The great insight behind Buddhist and other practices around mindfulness is that the quality of our attention is not a fixed human deposit. Mindfulness is about cultivating and training that innate human capacity for more focused attention, and reclaiming our ability to observe closely the mind-body. Mindfulness practices encourage the quiet observation of habituated thought patterns and emotions, with a view to interrupting what can be an unhealthy tendency to over-identify with, and stress out about, these transient contents of the mind. In its Buddhist settings, mindfulness is inseparable from the ethical life, because it is the original human technology that cultivates the space where our human condition is laid bare. This is the inner space, where we can reclaim freedom as a kind of virtuosity in the practice of our lives together, and where limits and forms are gateways to an original freedom for improvisation that we associate with a ‘beginner’s mind’. In the words of Thich Nhat Hanh, we can recover the insight that the real miracle is to walk mindfully on the earth and glimpse, once again, that beauty of the first morning of the world.

Somewhat paradoxically but predictably, mindfulness - or perhaps more accurately the popular, secular variety of ‘McMindfulness’49 - is also big business. It is worth in excess of $1.0 billion in the US alone and linked to an expanding range of must

have products including downloadable apps (~1300 at the last count), books to read or colour in, and online courses. Mindfulness practice and training is now part of a global wellness industry worth trillions of dollars. McMindfulness - mindfulness stripped of ethical and critical consciousness - can appear to offer a tailored and individualised therapeutic response to many of the features of neoliberalism. It can be sold as the perfect antidote when we are overcome by a desire for respite from hyper-consumerism. It can provide us with support in our struggle to comply with pressures to enhance productivity in the workplace. Or it can offer individual training programmes designed to enhance our resilience.

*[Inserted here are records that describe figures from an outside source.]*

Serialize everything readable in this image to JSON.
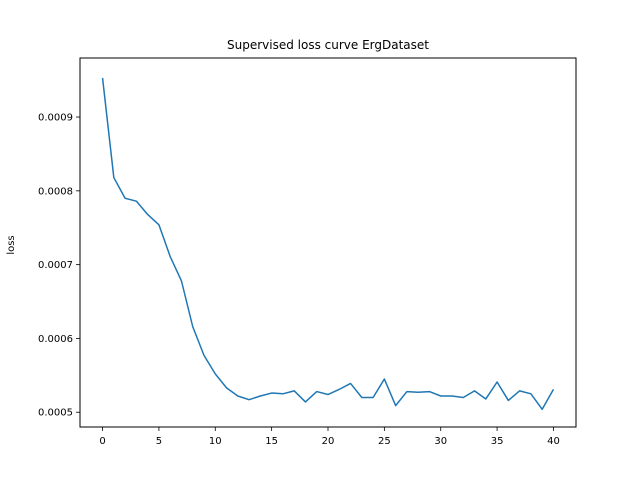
{
  "chart_data": {
    "type": "line",
    "title": "Supervised loss curve ErgDataset",
    "xlabel": "",
    "ylabel": "loss",
    "xlim": [
      -2,
      42
    ],
    "ylim": [
      0.00048,
      0.00098
    ],
    "xticks": [
      0,
      5,
      10,
      15,
      20,
      25,
      30,
      35,
      40
    ],
    "xtick_labels": [
      "0",
      "5",
      "10",
      "15",
      "20",
      "25",
      "30",
      "35",
      "40"
    ],
    "yticks": [
      0.0005,
      0.0006,
      0.0007,
      0.0008,
      0.0009
    ],
    "ytick_labels": [
      "0.0005",
      "0.0006",
      "0.0007",
      "0.0008",
      "0.0009"
    ],
    "grid": false,
    "colors": {
      "line": "#1f77b4"
    },
    "series": [
      {
        "x": [
          0,
          1,
          2,
          3,
          4,
          5,
          6,
          7,
          8,
          9,
          10,
          11,
          12,
          13,
          14,
          15,
          16,
          17,
          18,
          19,
          20,
          21,
          22,
          23,
          24,
          25,
          26,
          27,
          28,
          29,
          30,
          31,
          32,
          33,
          34,
          35,
          36,
          37,
          38,
          39,
          40
        ],
        "values": [
          0.000953,
          0.000818,
          0.00079,
          0.000786,
          0.000768,
          0.000754,
          0.000711,
          0.000678,
          0.000616,
          0.000577,
          0.000552,
          0.000533,
          0.000522,
          0.000517,
          0.000522,
          0.000526,
          0.000525,
          0.000529,
          0.000514,
          0.000528,
          0.000524,
          0.000531,
          0.000539,
          0.00052,
          0.00052,
          0.000545,
          0.000509,
          0.000528,
          0.000527,
          0.000528,
          0.000522,
          0.000522,
          0.00052,
          0.000529,
          0.000518,
          0.000541,
          0.000516,
          0.000529,
          0.000525,
          0.000504,
          0.000531
        ]
      }
    ]
  }
}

But as our enclosure in this attention economy accelerates, our vulnerability to addiction, loneliness, depression and alienation increases in a disenchanted world, bereft of complexity, care and meaning, and where nature and other people appear to retreat behind a series of screens. Mindfulness in corporate and institutional settings can be co-opted as a form of self-discipline and adaptation to cognitive disciplinary forces in the service of enhanced productivity. Or the practice can be deployed by institutions to help mitigate consequences at heightened moments of distress, e.g. when staff are being prepared to adapt to news of their imminent redundancy. This is why Slavoj Žižek once described Buddhism as the perfect supplement for a consumerist society.50 Stripped of its ethical and contextual roots, mindfulness-based practices borrowed from Buddhist and Zen lineages, risk shoring up the very sources of suffering from which the Buddha set out to liberate himself and others.

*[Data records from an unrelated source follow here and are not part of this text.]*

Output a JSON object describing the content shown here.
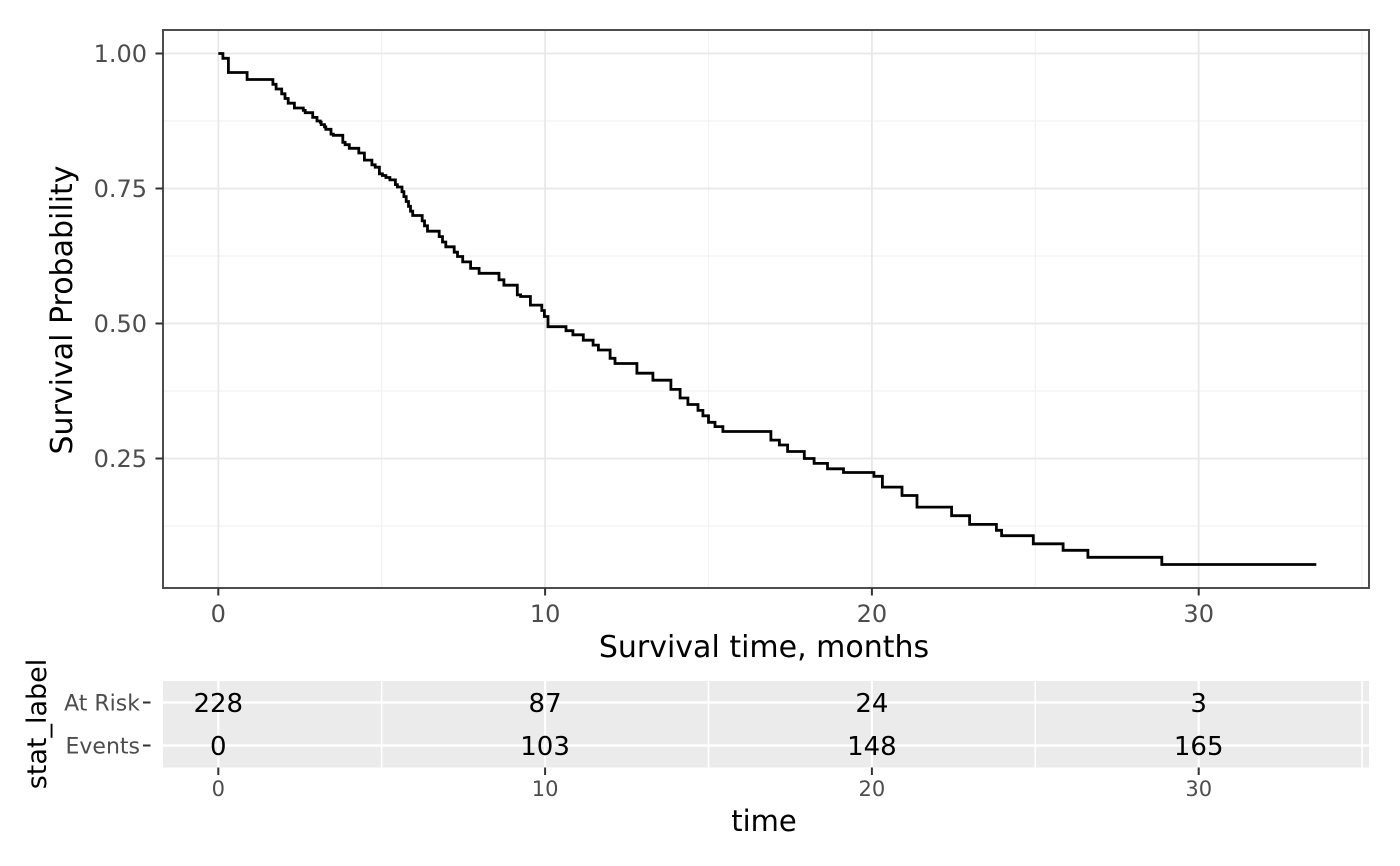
{
  "colors": {
    "background": "#ffffff",
    "panel_border": "#4d4d4d",
    "grid_major": "#e8e8e8",
    "grid_minor": "#f2f2f2",
    "curve": "#000000",
    "tick_mark": "#333333",
    "tick_label": "#4d4d4d",
    "table_panel_bg": "#ebebeb",
    "table_grid": "#ffffff",
    "title_color": "#000000"
  },
  "chart_data": [
    {
      "type": "line",
      "subtype": "kaplan-meier-step",
      "title": "",
      "xlabel": "Survival time, months",
      "ylabel": "Survival Probability",
      "xlim": [
        -1.69,
        35.2
      ],
      "ylim": [
        0.01,
        1.043
      ],
      "grid": "major+minor",
      "legend": "none",
      "x_ticks": {
        "major": [
          0,
          10,
          20,
          30
        ],
        "minor": [
          5,
          15,
          25,
          35
        ],
        "labels": [
          "0",
          "10",
          "20",
          "30"
        ]
      },
      "y_ticks": {
        "major": [
          1.0,
          0.75,
          0.5,
          0.25
        ],
        "minor": [
          0.875,
          0.625,
          0.375,
          0.125
        ],
        "labels": [
          "1.00",
          "0.75",
          "0.50",
          "0.25"
        ]
      },
      "steps": [
        [
          0,
          1.0
        ],
        [
          0.14,
          0.9912
        ],
        [
          0.31,
          0.9649
        ],
        [
          0.88,
          0.9518
        ],
        [
          1.67,
          0.943
        ],
        [
          1.77,
          0.9342
        ],
        [
          1.94,
          0.9254
        ],
        [
          2.04,
          0.9167
        ],
        [
          2.14,
          0.9079
        ],
        [
          2.33,
          0.8991
        ],
        [
          2.6,
          0.8947
        ],
        [
          2.66,
          0.8903
        ],
        [
          2.89,
          0.8816
        ],
        [
          3.02,
          0.875
        ],
        [
          3.12,
          0.8728
        ],
        [
          3.15,
          0.8684
        ],
        [
          3.25,
          0.864
        ],
        [
          3.29,
          0.8596
        ],
        [
          3.45,
          0.8508
        ],
        [
          3.52,
          0.8486
        ],
        [
          3.81,
          0.8355
        ],
        [
          3.88,
          0.8311
        ],
        [
          4.01,
          0.8245
        ],
        [
          4.3,
          0.8157
        ],
        [
          4.47,
          0.8026
        ],
        [
          4.7,
          0.7939
        ],
        [
          4.8,
          0.7895
        ],
        [
          4.93,
          0.7773
        ],
        [
          5.02,
          0.774
        ],
        [
          5.13,
          0.7704
        ],
        [
          5.25,
          0.766
        ],
        [
          5.42,
          0.7572
        ],
        [
          5.48,
          0.7528
        ],
        [
          5.62,
          0.744
        ],
        [
          5.68,
          0.735
        ],
        [
          5.75,
          0.726
        ],
        [
          5.82,
          0.717
        ],
        [
          5.88,
          0.708
        ],
        [
          5.95,
          0.7
        ],
        [
          6.24,
          0.69
        ],
        [
          6.31,
          0.681
        ],
        [
          6.4,
          0.671
        ],
        [
          6.76,
          0.661
        ],
        [
          6.86,
          0.651
        ],
        [
          6.96,
          0.642
        ],
        [
          7.22,
          0.632
        ],
        [
          7.32,
          0.624
        ],
        [
          7.48,
          0.614
        ],
        [
          7.72,
          0.602
        ],
        [
          7.98,
          0.593
        ],
        [
          8.59,
          0.581
        ],
        [
          8.74,
          0.571
        ],
        [
          9.15,
          0.553
        ],
        [
          9.25,
          0.55
        ],
        [
          9.55,
          0.534
        ],
        [
          9.9,
          0.524
        ],
        [
          9.98,
          0.513
        ],
        [
          10.09,
          0.494
        ],
        [
          10.64,
          0.4867
        ],
        [
          10.85,
          0.479
        ],
        [
          11.17,
          0.469
        ],
        [
          11.47,
          0.46
        ],
        [
          11.63,
          0.451
        ],
        [
          11.99,
          0.4355
        ],
        [
          12.14,
          0.426
        ],
        [
          12.81,
          0.408
        ],
        [
          13.3,
          0.395
        ],
        [
          13.85,
          0.378
        ],
        [
          14.13,
          0.362
        ],
        [
          14.37,
          0.35
        ],
        [
          14.68,
          0.339
        ],
        [
          14.83,
          0.329
        ],
        [
          15.0,
          0.317
        ],
        [
          15.2,
          0.309
        ],
        [
          15.44,
          0.3
        ],
        [
          16.91,
          0.284
        ],
        [
          17.17,
          0.275
        ],
        [
          17.42,
          0.263
        ],
        [
          17.93,
          0.25
        ],
        [
          18.23,
          0.241
        ],
        [
          18.64,
          0.231
        ],
        [
          19.13,
          0.224
        ],
        [
          20.06,
          0.217
        ],
        [
          20.32,
          0.197
        ],
        [
          20.92,
          0.1815
        ],
        [
          21.38,
          0.16
        ],
        [
          22.44,
          0.144
        ],
        [
          22.99,
          0.128
        ],
        [
          23.81,
          0.117
        ],
        [
          23.97,
          0.107
        ],
        [
          24.94,
          0.092
        ],
        [
          25.85,
          0.08
        ],
        [
          26.61,
          0.067
        ],
        [
          28.87,
          0.0537
        ],
        [
          33.6,
          0.0537
        ]
      ]
    },
    {
      "type": "table",
      "title": "",
      "xlabel": "time",
      "ylabel": "stat_label",
      "x_ticks": {
        "major": [
          0,
          10,
          20,
          30
        ],
        "minor": [
          5,
          15,
          25,
          35
        ],
        "labels": [
          "0",
          "10",
          "20",
          "30"
        ]
      },
      "columns": [
        0,
        10,
        20,
        30
      ],
      "rows": [
        {
          "label": "At Risk",
          "values": [
            "228",
            "87",
            "24",
            "3"
          ]
        },
        {
          "label": "Events",
          "values": [
            "0",
            "103",
            "148",
            "165"
          ]
        }
      ]
    }
  ]
}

Mindfulness must be practised with attention to the operation of power and context if it is to generate useful and liberating insights, irreducible to exclusively personal or individual experience. Aligned with, and informed by, acknowledgement of our institutional sources of suffering, mindfulness can be a pathway to critical engagement and transformation and can provide access to the contemplative commons. The risk for mindfulness practices is that they are co-opted and instrumentalized by corporate, educational and other institutional settings. The very domain of interiority, where resistance can begin with insights into the nature of modern power, is in danger of being colonized and enclosed by the imperatives of neoliberal logic.

The recovery of the contemplative commons is central to creating an alternative pathway to a more sustainable life - a life lived both individually and collectively with care and due attention to the mutual entanglements of self, others and nature. Mindfulness needs to be practised in the context of Buddhist or similar ethical teachings and, in such a context, leads to a liberation that is richer and more interdependent than the lonely, doubting and radically insecure life of solipsism.